The AI infrastructure pivot extends that logic further. The company is arguing it controls something no other AI infrastructure provider can replicate: a vertically integrated stack from low-Earth orbit to the data center floor, with its own energy supply. AWS, Microsoft Azure, and Google Cloud all depend on third-party power and terrestrial networking. SpaceX is pitching a system where it owns the compute, the network, and the watts.

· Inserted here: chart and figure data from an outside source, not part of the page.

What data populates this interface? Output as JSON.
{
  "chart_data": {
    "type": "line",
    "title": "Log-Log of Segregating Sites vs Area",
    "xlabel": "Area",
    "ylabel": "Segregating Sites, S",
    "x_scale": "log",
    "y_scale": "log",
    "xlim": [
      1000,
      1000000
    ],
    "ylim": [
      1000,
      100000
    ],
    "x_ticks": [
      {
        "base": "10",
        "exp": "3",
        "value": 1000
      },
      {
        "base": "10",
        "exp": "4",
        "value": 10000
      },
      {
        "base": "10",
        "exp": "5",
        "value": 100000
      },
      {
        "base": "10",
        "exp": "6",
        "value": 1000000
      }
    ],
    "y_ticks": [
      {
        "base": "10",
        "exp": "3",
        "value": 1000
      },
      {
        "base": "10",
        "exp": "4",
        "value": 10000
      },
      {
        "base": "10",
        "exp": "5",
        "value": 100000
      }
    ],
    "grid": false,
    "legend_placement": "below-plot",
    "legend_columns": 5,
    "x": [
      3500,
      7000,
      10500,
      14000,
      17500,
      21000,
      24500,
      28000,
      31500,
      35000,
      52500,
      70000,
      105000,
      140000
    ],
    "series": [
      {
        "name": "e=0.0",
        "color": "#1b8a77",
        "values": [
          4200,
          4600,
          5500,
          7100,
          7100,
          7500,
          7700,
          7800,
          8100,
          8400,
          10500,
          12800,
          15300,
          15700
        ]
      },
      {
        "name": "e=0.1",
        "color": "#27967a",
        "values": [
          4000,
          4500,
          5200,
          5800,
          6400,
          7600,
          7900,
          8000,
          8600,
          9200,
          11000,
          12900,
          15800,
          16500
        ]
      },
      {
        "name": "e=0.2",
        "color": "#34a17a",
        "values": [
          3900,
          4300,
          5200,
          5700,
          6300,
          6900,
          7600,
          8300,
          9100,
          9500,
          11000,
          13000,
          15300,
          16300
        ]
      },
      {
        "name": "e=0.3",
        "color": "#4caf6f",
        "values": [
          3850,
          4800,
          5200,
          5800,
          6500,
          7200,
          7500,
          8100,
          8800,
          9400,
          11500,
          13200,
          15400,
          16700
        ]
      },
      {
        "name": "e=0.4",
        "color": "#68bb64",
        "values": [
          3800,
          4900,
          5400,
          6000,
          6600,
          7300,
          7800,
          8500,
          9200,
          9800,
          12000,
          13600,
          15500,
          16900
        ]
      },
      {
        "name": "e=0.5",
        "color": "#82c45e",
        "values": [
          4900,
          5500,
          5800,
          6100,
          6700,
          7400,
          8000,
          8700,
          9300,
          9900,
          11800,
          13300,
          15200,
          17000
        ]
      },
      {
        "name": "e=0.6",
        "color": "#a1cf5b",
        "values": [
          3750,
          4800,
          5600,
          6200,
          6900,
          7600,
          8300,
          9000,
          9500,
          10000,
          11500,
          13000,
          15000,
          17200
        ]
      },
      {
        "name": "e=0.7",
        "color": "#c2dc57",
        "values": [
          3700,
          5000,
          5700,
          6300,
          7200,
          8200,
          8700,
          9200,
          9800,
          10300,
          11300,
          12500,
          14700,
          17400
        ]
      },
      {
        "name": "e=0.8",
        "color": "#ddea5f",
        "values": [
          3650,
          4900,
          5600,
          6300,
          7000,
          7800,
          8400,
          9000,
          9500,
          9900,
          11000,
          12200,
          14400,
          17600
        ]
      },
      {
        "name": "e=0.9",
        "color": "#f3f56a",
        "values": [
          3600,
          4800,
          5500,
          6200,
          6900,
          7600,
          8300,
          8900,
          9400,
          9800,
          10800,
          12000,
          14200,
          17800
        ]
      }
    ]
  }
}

The Anthropic relationship is the anchor. A $15 billion annual compute contract with one of the three leading AI labs gives SpaceX a reference customer with name recognition and a locked-in revenue floor through 2029.
What It Means
For the AI infrastructure market: SpaceX entering as a compute provider at this scale changes the competitive landscape. The company is not building hyperscale cloud for general enterprise workloads — it's targeting AI-specific compute with a differentiated network and power stack. For companies like CoreWeave, Lambda Labs, and the hyperscalers, SpaceX represents a new category of competitor.
For Anthropic: The disclosed compute agreement makes Anthropic's dependency on SpaceX infrastructure visible for the first time. It also raises strategic questions: Anthropic's primary investor is Google, which operates its own competing cloud infrastructure. A $1.25 billion/month compute contract with a Google competitor is a notable data point.
For the IPO market: A $1.8 trillion target valuation would test public market appetite for AI infrastructure at a scale not previously attempted. The filing will trigger intense scrutiny of the revenue mix between launch services, Starlink subscriptions, and the newer AI compute contracts.
What to Watch
The S-1 filing begins the SEC review process. Roadshow timing has not been announced. Watch for: whether the Anthropic contract terms include renewal options or termination clauses; how SpaceX accounts for the capital intensity of the gas turbine energy buildout; and whether any hyperscaler makes a competing offer for Anthropic's compute before the IPO prices.